Tuesday, 16 December 2014
Douglas Stone1, Qin Liu1, Daniel S Zimmerman1, Santiago A Triana2, Henri-Claude Nataf3 and Daniel Perry Lathrop1, (1)University of Maryland College Park, College Park, MD, United States, (2)KU Leuven, Gent, Belgium, (3)University Joseph Fourier Grenoble, Grenoble, France
Magnetic field amplification and hydromagnetic dynamics relevant to the earth’s outer core are studied in the University of Maryland Three Meter Geodynamo, a rapidly rotating spherical Couette experiment that is geometrically similar to the earth’s core and filled with liquid sodium. Turbulent flow is driven in the sodium by differential rotation of the inner and outer spherical shells, while an external coil applies a magnetic field in order to study hydromagnetic effects such as dynamo action. An array of 31 external Hall sensors measures the Gauss coefficients of the resulting field. The flow state is strongly dependent on Rossby number Ro = (ΩI - ΩO)/ΩO, where ΩI and ΩO are the inner and outer sphere rotation frequencies.

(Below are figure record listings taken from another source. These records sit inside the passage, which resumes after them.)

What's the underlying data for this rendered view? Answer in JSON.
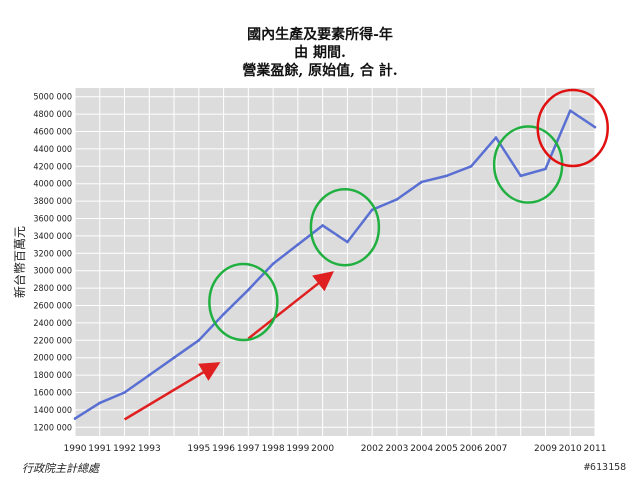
{
  "source_note": "行政院主計總處",
  "watermark": "#613158",
  "colors": {
    "plot_bg": "#dcdcdc",
    "grid": "#ffffff",
    "line": "#5a6fd2",
    "arrow": "#e02020",
    "circle_green": "#20b040",
    "circle_red": "#e01010"
  },
  "chart_data": {
    "type": "line",
    "title": [
      "國內生產及要素所得-年",
      "由 期間.",
      "營業盈餘, 原始值, 合 計."
    ],
    "xlabel": "",
    "ylabel": "新台幣百萬元",
    "x_tick_labels": [
      "1990",
      "1991",
      "1992",
      "1993",
      "1995",
      "1996",
      "1997",
      "1998",
      "1999",
      "2000",
      "2002",
      "2003",
      "2004",
      "2005",
      "2006",
      "2007",
      "2009",
      "2010",
      "2011"
    ],
    "y_tick_labels": [
      "1200 000",
      "1400 000",
      "1600 000",
      "1800 000",
      "2000 000",
      "2200 000",
      "2400 000",
      "2600 000",
      "2800 000",
      "3000 000",
      "3200 000",
      "3400 000",
      "3600 000",
      "3800 000",
      "4000 000",
      "4200 000",
      "4400 000",
      "4600 000",
      "4800 000",
      "5000 000"
    ],
    "ylim": [
      1100000,
      5100000
    ],
    "xlim": [
      1990,
      2011
    ],
    "grid": true,
    "series": [
      {
        "x": [
          1990,
          1991,
          1992,
          1993,
          1994,
          1995,
          1996,
          1997,
          1998,
          1999,
          2000,
          2001,
          2002,
          2003,
          2004,
          2005,
          2006,
          2007,
          2008,
          2009,
          2010,
          2011
        ],
        "values": [
          1300000,
          1480000,
          1600000,
          1800000,
          2000000,
          2200000,
          2500000,
          2780000,
          3080000,
          3300000,
          3520000,
          3330000,
          3700000,
          3820000,
          4020000,
          4090000,
          4200000,
          4530000,
          4090000,
          4170000,
          4840000,
          4650000
        ]
      }
    ],
    "annotations": [
      {
        "type": "arrow",
        "color": "red",
        "from": [
          1992.0,
          1290000
        ],
        "to": [
          1995.7,
          1920000
        ]
      },
      {
        "type": "arrow",
        "color": "red",
        "from": [
          1997.0,
          2220000
        ],
        "to": [
          2000.3,
          2960000
        ]
      },
      {
        "type": "circle",
        "color": "green",
        "center": [
          1996.8,
          2640000
        ]
      },
      {
        "type": "circle",
        "color": "green",
        "center": [
          2000.9,
          3500000
        ]
      },
      {
        "type": "circle",
        "color": "green",
        "center": [
          2008.3,
          4220000
        ]
      },
      {
        "type": "circle",
        "color": "red",
        "center": [
          2010.1,
          4640000
        ]
      }
    ]
  }
}
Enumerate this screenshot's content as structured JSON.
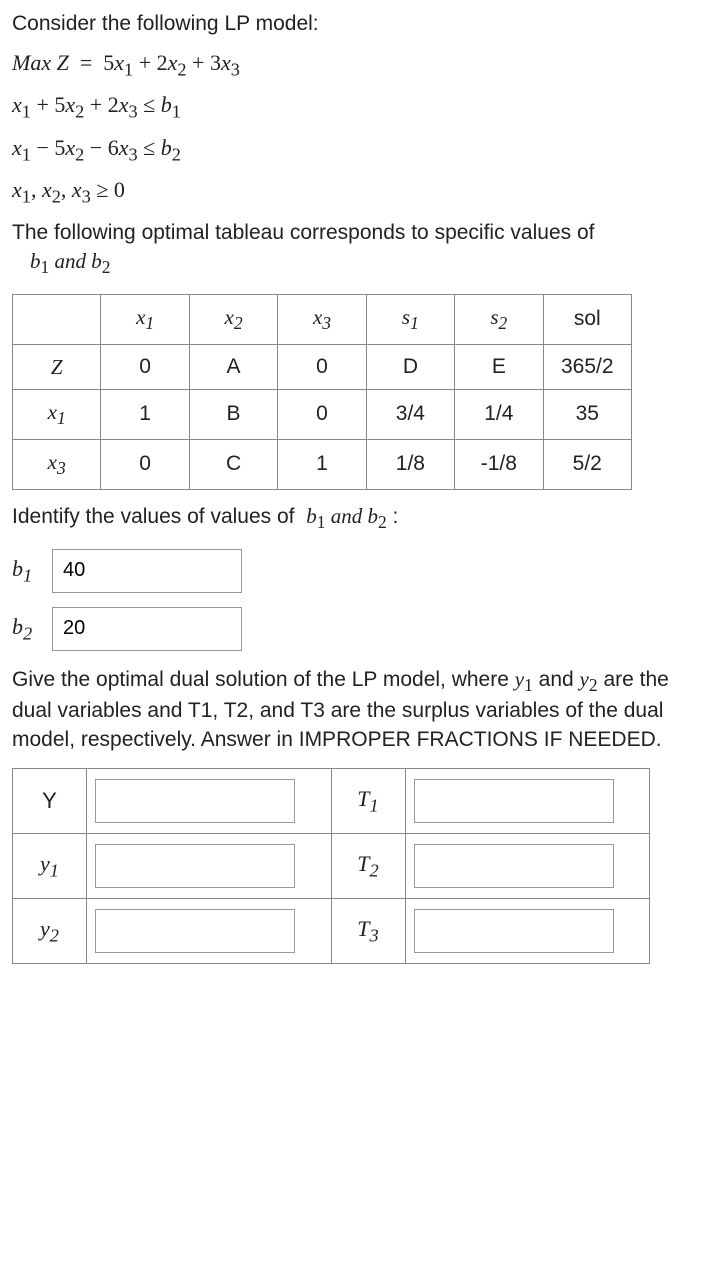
{
  "intro": "Consider the following LP model:",
  "eq1_lhs": "Max Z",
  "eq1_rhs_html": "5<i>x</i><sub>1</sub> + 2<i>x</i><sub>2</sub> + 3<i>x</i><sub>3</sub>",
  "eq2_html": "<i>x</i><sub>1</sub> + 5<i>x</i><sub>2</sub> + 2<i>x</i><sub>3</sub> ≤ <i>b</i><sub>1</sub>",
  "eq3_html": "<i>x</i><sub>1</sub> − 5<i>x</i><sub>2</sub> − 6<i>x</i><sub>3</sub> ≤ <i>b</i><sub>2</sub>",
  "eq4_html": "<i>x</i><sub>1</sub>, <i>x</i><sub>2</sub>, <i>x</i><sub>3</sub> ≥ 0",
  "para1_text": "The following optimal tableau corresponds to specific values of",
  "para1_vars_html": "<i>b</i><sub>1</sub> <i>and</i> <i>b</i><sub>2</sub>",
  "tableau": {
    "headers": [
      "",
      "x1",
      "x2",
      "x3",
      "s1",
      "s2",
      "sol"
    ],
    "headers_html": [
      "",
      "<i>x</i><sub>1</sub>",
      "<i>x</i><sub>2</sub>",
      "<i>x</i><sub>3</sub>",
      "<i>s</i><sub>1</sub>",
      "<i>s</i><sub>2</sub>",
      "sol"
    ],
    "rows": [
      {
        "var_html": "Z",
        "cells": [
          "0",
          "A",
          "0",
          "D",
          "E",
          "365/2"
        ]
      },
      {
        "var_html": "<i>x</i><sub>1</sub>",
        "cells": [
          "1",
          "B",
          "0",
          "3/4",
          "1/4",
          "35"
        ]
      },
      {
        "var_html": "<i>x</i><sub>3</sub>",
        "cells": [
          "0",
          "C",
          "1",
          "1/8",
          "-1/8",
          "5/2"
        ]
      }
    ],
    "border_color": "#888888",
    "cell_fontsize": 21
  },
  "identify_text_html": "Identify the values of values of &nbsp;<span class='math'><i>b</i><sub>1</sub> <i>and</i> <i>b</i><sub>2</sub></span> :",
  "b1_label_html": "<i>b</i><sub>1</sub>",
  "b1_value": "40",
  "b2_label_html": "<i>b</i><sub>2</sub>",
  "b2_value": "20",
  "dual_para_html": "Give the optimal dual solution of the LP model, where <span class='math'><i>y</i><sub>1</sub></span> and <span class='math'><i>y</i><sub>2</sub></span> are the dual variables and T1, T2, and T3 are the surplus variables of the dual&nbsp; model, respectively. Answer in IMPROPER FRACTIONS IF NEEDED.",
  "ans_rows": [
    {
      "left_html": "Y",
      "right_html": "<i>T</i><sub>1</sub>"
    },
    {
      "left_html": "<i>y</i><sub>1</sub>",
      "right_html": "<i>T</i><sub>2</sub>"
    },
    {
      "left_html": "<i>y</i><sub>2</sub>",
      "right_html": "<i>T</i><sub>3</sub>"
    }
  ],
  "colors": {
    "text": "#222222",
    "border": "#888888",
    "input_border": "#999999",
    "background": "#ffffff"
  }
}
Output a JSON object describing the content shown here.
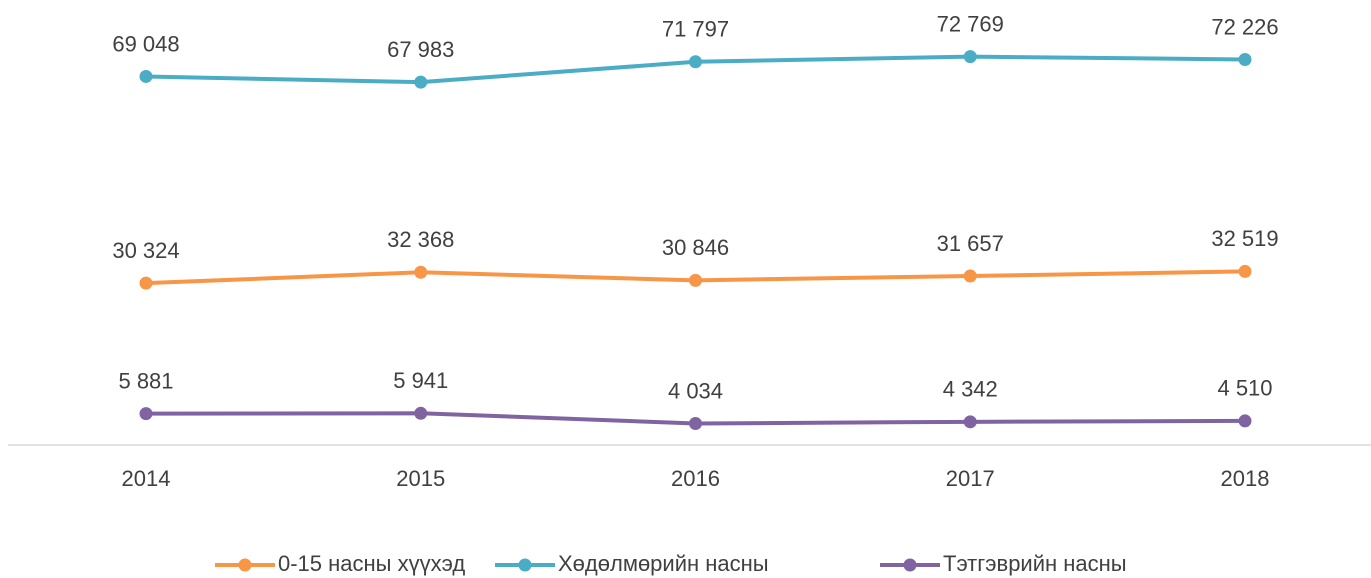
{
  "chart_data": {
    "type": "line",
    "categories": [
      "2014",
      "2015",
      "2016",
      "2017",
      "2018"
    ],
    "ylim": [
      0,
      80000
    ],
    "legend": "bottom",
    "series": [
      {
        "name": "0-15 насны хүүхэд",
        "color": "#f79646",
        "values": [
          30324,
          32368,
          30846,
          31657,
          32519
        ],
        "value_labels": [
          "30 324",
          "32 368",
          "30 846",
          "31 657",
          "32 519"
        ]
      },
      {
        "name": "Хөдөлмөрийн насны",
        "color": "#4bacc6",
        "values": [
          69048,
          67983,
          71797,
          72769,
          72226
        ],
        "value_labels": [
          "69 048",
          "67 983",
          "71 797",
          "72 769",
          "72 226"
        ]
      },
      {
        "name": "Тэтгэврийн насны",
        "color": "#8064a2",
        "values": [
          5881,
          5941,
          4034,
          4342,
          4510
        ],
        "value_labels": [
          "5 881",
          "5 941",
          "4 034",
          "4 342",
          "4 510"
        ]
      }
    ]
  }
}
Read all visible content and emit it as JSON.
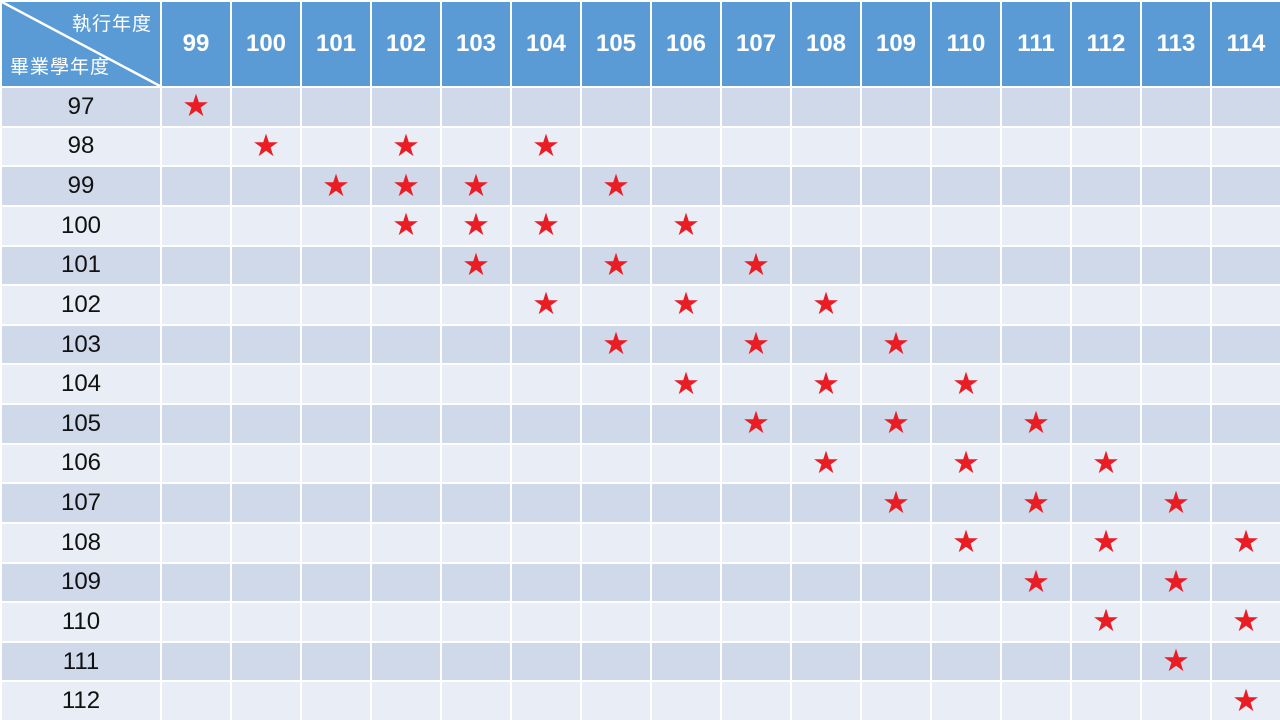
{
  "chart_data": {
    "type": "table",
    "x_label": "執行年度",
    "y_label": "畢業學年度",
    "columns": [
      "99",
      "100",
      "101",
      "102",
      "103",
      "104",
      "105",
      "106",
      "107",
      "108",
      "109",
      "110",
      "111",
      "112",
      "113",
      "114"
    ],
    "rows": [
      {
        "label": "97",
        "stars": [
          "99"
        ]
      },
      {
        "label": "98",
        "stars": [
          "100",
          "102",
          "104"
        ]
      },
      {
        "label": "99",
        "stars": [
          "101",
          "102",
          "103",
          "105"
        ]
      },
      {
        "label": "100",
        "stars": [
          "102",
          "103",
          "104",
          "106"
        ]
      },
      {
        "label": "101",
        "stars": [
          "103",
          "105",
          "107"
        ]
      },
      {
        "label": "102",
        "stars": [
          "104",
          "106",
          "108"
        ]
      },
      {
        "label": "103",
        "stars": [
          "105",
          "107",
          "109"
        ]
      },
      {
        "label": "104",
        "stars": [
          "106",
          "108",
          "110"
        ]
      },
      {
        "label": "105",
        "stars": [
          "107",
          "109",
          "111"
        ]
      },
      {
        "label": "106",
        "stars": [
          "108",
          "110",
          "112"
        ]
      },
      {
        "label": "107",
        "stars": [
          "109",
          "111",
          "113"
        ]
      },
      {
        "label": "108",
        "stars": [
          "110",
          "112",
          "114"
        ]
      },
      {
        "label": "109",
        "stars": [
          "111",
          "113"
        ]
      },
      {
        "label": "110",
        "stars": [
          "112",
          "114"
        ]
      },
      {
        "label": "111",
        "stars": [
          "113"
        ]
      },
      {
        "label": "112",
        "stars": [
          "114"
        ]
      }
    ],
    "marker_glyph": "★"
  },
  "colors": {
    "header_bg": "#5b9bd5",
    "header_text": "#ffffff",
    "band_dark": "#cfd9ea",
    "band_light": "#e9edf6",
    "gap": "#ffffff",
    "star": "#ea1c24",
    "label_text": "#111111"
  }
}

The flow state is inferred from the torque required to drive the inner sphere. The generation of internal toroidal magnetic field through the Omega effect is measured by a Hall probe inserted into the sodium. A self-sustaining dynamo has not yet been observed at rotation speeds up to about half of the design maximum. However, continuous dipole amplification up to ~12% of a small applied field has been observed at Ro = -17.7 while bursts of dipole field have been observed up to 15% of a large external applied field at Ro = +6.0 and up to ~20% of a small applied field at Ro = +2.15.